Exercise 7.2

import pandas as pd
import numpy as np
import matplotlib.pyplot as plt

%matplotlib inline

$\hat{g} = arg$ $min_g(\sum_{i=1}^{n} (y_i - g(x_i))^2 + \lambda \int(g^{(m)}(x))^2 dx)$

$arg$ $min_g$ is the value of g that minimizes the function.

(a)

When $\lambda = \infty$ the first term loses significance and can be ignored. If $g^{(0)}(x) = g(x) = 0$ the function will be minimized, which means that $\hat{g}$ must be 0.

# Example sketch
x = np.arange(0,10,1)
y = np.full(10,0,dtype='int')

plt.plot(x,y,'-r');

png

(b)

When $\lambda = \infty$ the first term loses significance and can be ignored. If $g^{(1)}(x) = g'(x) = c$ the function will be minimized because the first derivative of a constant is 0. This means that $\hat{g}$ must be an horizontal line.

# Example sketch
# We used c=5 but it could have been done with any other c.
x = np.arange(0,10,1)
y = np.full(10,5,dtype='int')

plt.plot(x,y,'-r');

png

(c)

When $\lambda = \infty$ the first term loses significance and can be ignored. If $g^{(2)}(x) = g''(x) = bx + c$ the function will be minimized because the second derivative of a linear function is 0. This means that $\hat{g}$ must be a linear function.

# Example sketch
# We used y=x but it could have been done with any other linear function.
x = np.arange(0,10,1)
y = np.arange(0,10,1)

plt.plot(x,y,'-r');

png

(d)

When $\lambda = \infty$ the first term loses significance and can be ignored.

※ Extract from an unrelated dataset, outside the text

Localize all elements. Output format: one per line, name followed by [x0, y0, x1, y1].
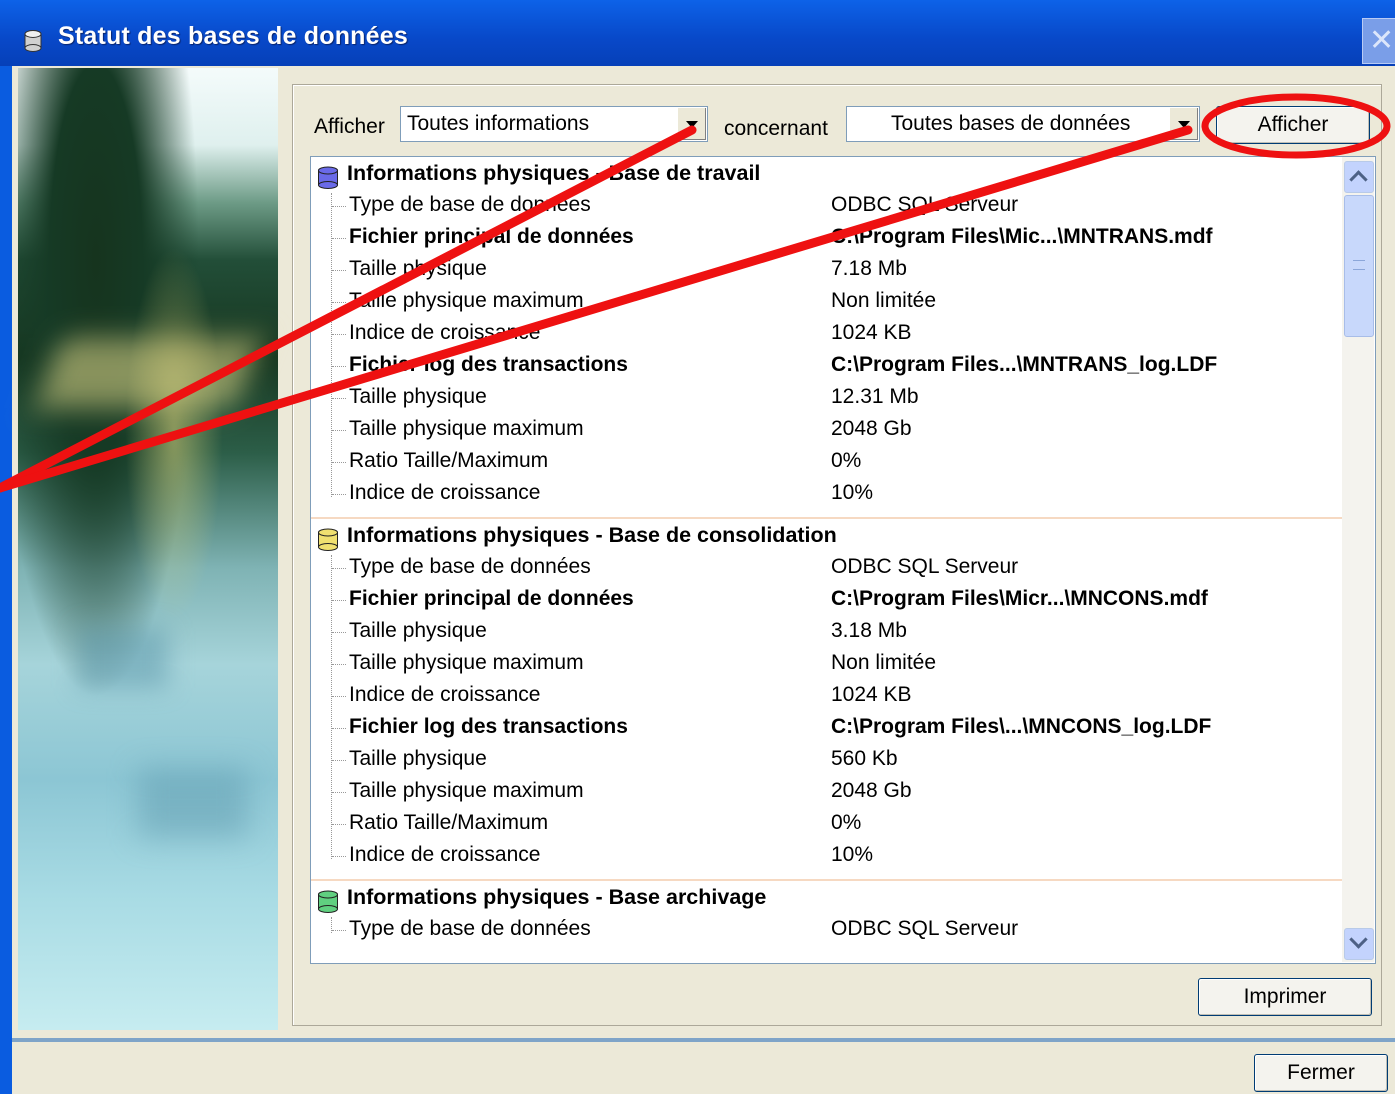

If $g^{(3)}(x) = g'''(x) = ax^2 + bx + c$ the function will be minimized because the third derivative of a quadratic function is 0. This means that $\hat{g}$ must be a quadratic function.

# Example sketch
# We used y=x^2 but it could have been done with any other quadratic function.
x = np.arange(0,10,1)
y = np.arange(0,10,1)**2

plt.plot(x,y,'-r');

png

(e)

This situation corresponds to a linear regression least squares fit. If $\lambda = 0$ , the second term loses significance and can be ignored. Therefore, the function will be minimized when $\sum_{i=1}^{n} (y_i - g(x_i)^2$ is minimum. This means that $\hat{g}$ must be such that it interpolates all of the $y_i$ .

Since there are many different shapes that can express this situation, we didn't draw any example sketch.